Как камень на шею - долги и грехи,
Шлифую изящнее форму. Ты спросишь, зачем сочиняют стихи, А я в них бросаюсь, как в омут. Похищение прощу ли, обещаний тощину ли? Щедрость трещины ли или очищение обрящем? Ощетиненным прищуром ухищренно ущипнули, Изощренно поощрили восхищеньем настоящим. И хищностью щетки топорщатся щеки, Все чаще щекочут - еще и еще бы... И щупальца Щ укрощают защелки, Защита трещит, и трепещут трущобы.
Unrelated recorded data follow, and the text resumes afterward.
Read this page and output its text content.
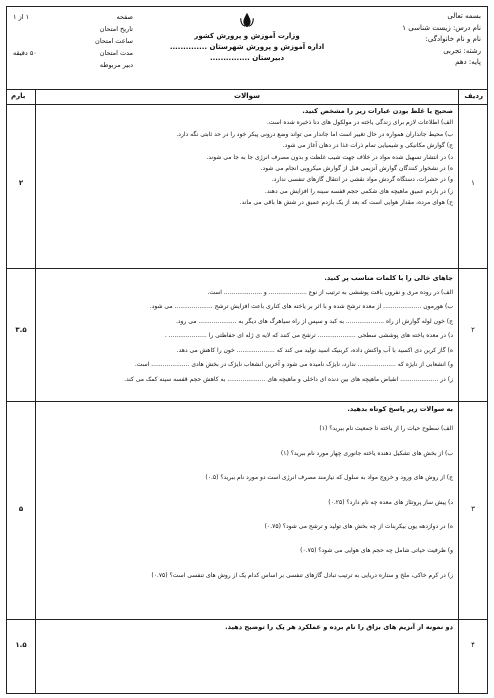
بسمه تعالی
نام درس: زیست شناسی ۱
نام و نام خانوادگی:
رشته: تجربی
پایه: دهم
وزارت آموزش و پرورش کشور
اداره آموزش و پرورش شهرستان ..............
دبیرستان ...............
صفحه
۱ از ۱
تاریخ امتحان
ساعت امتحان
مدت امتحان
۵۰ دقیقه
دبیر مربوطه
ردیف
سوالات
بارم
۱
۲
صحیح یا غلط بودن عبارات زیر را مشخص کنید.
الف) اطلاعات لازم برای زندگی یاخته در مولکول های دنا ذخیره شده است.
ب) محیط جانداران همواره در حال تغییر است اما جاندار می تواند وضع درونی پیکر خود را در حد ثابتی نگه دارد.
ج) گوارش مکانیکی و شیمیایی تمام ذرات غذا در دهان آغاز می شود.
د) در انتشار تسهیل شده مواد در خلاف جهت شیب غلظت و بدون مصرف انرژی جا به جا می شوند.
ه) در نشخوار کنندگان گوارش آنزیمی قبل از گوارش میکروبی انجام می شود.
و) در حشرات، دستگاه گردش مواد نقشی در انتقال گازهای تنفسی ندارد.
ز) در بازدم عمیق ماهیچه های شکمی حجم قفسه سینه را افزایش می دهند.
ح) هوای مرده، مقدار هوایی است که بعد از یک بازدم عمیق در شش ها باقی می ماند.
۲
۳.۵
جاهای خالی را با کلمات مناسب پر کنید.
الف) در روده مری و نفرون بافت پوششی به ترتیب از نوع .................... و .................... است.
ب) هورمون .................... از معده ترشح شده و با اثر بر یاخته های کناری باعث افزایش ترشح .................... می شود.
ج) خون لوله گوارش از راه .................... به کبد و سپس از راه سیاهرگ های دیگر به .................... می رود.
د) در معده یاخته های پوششی سطحی .................... ترشح می کنند که لایه ی ژله ای حفاظتی را .................... .
ه) گاز کربن دی اکسید با آب واکنش داده، کربنیک اسید تولید می کند که .................... خون را کاهش می دهد.
و) انشعابی از نایژه که .................... ندارد، نایژک نامیده می شود و آخرین انشعاب نایژک در بخش هادی .................... است.
ز) در .................... انقباض ماهیچه های بین دنده ای داخلی و ماهیچه های .................... به کاهش حجم قفسه سینه کمک می کند.
۳
۵
به سوالات زیر پاسخ کوتاه بدهید.
الف) سطوح حیات را از یاخته تا جمعیت نام ببرید؟ (۱)
ب) از بخش های تشکیل دهنده یاخته جانوری چهار مورد نام ببرید؟ (۱)
ج) از روش های ورود و خروج مواد به سلول که نیازمند مصرف انرژی است دو مورد نام ببرید؟ (۰.۵)
د) پیش ساز پروتئاز های معده چه نام دارد؟ (۰.۲۵)
ه) در دوازدهه یون بیکربنات از چه بخش های تولید و ترشح می شود؟ (۰.۷۵)
و) ظرفیت حیاتی شامل چه حجم های هوایی می شود؟ (۰.۷۵)
ز) در کرم خاکی، ملخ و ستاره دریایی به ترتیب تبادل گازهای تنفسی بر اساس کدام یک از روش های تنفسی است؟ (۰.۷۵)
۴
۱.۵
دو نمونه از آنزیم های بزاق را نام برده و عملکرد هر یک را توضیح دهید.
Как эквилибрист, громоздясь на верхи
Нелепой непрочной постройки... Ты спросишь, зачем сочиняют стихи, А мне не сорваться бы только. Перед строем совершил ли ритуал подъема флага, Экзальтация для виду - утонченней экзекуций. Белизну следы покрыли - будь то снег или бумага - Две прямые по Евклиду только раз пересекутся. Эмоции мелочь сквозь стих-резонатор Горошинкой рифм прокачу многократно К экстазу - как тело... Разрывом гранаты Экзему под грим не убрать, не упрятать.
И если дела безнадежно плохи
(Бездарна судьба в декабре нам), Ты спросишь, зачем сочиняют стихи, А мне они хуже гангрены... Приговор бесповоротен: ни амнистии, ни срока, Я стою у эшафота в ожидании оваций. Как решиться топором-то по написанным, по строкам, Даже если кто-то в чем-то начинает сомневаться? Как уши от жара, свернулась бумага, Клеймить, увлекаясь, источник волнений, Причину пожара - фразера и мага... А я и не каюсь, спокоен вполне я.
А впрочем, довольно молоть чепухи,
И так весь как рана сквозная. Ты спросишь, зачем сочиняют стихи... Родная, я, правда, не знаю!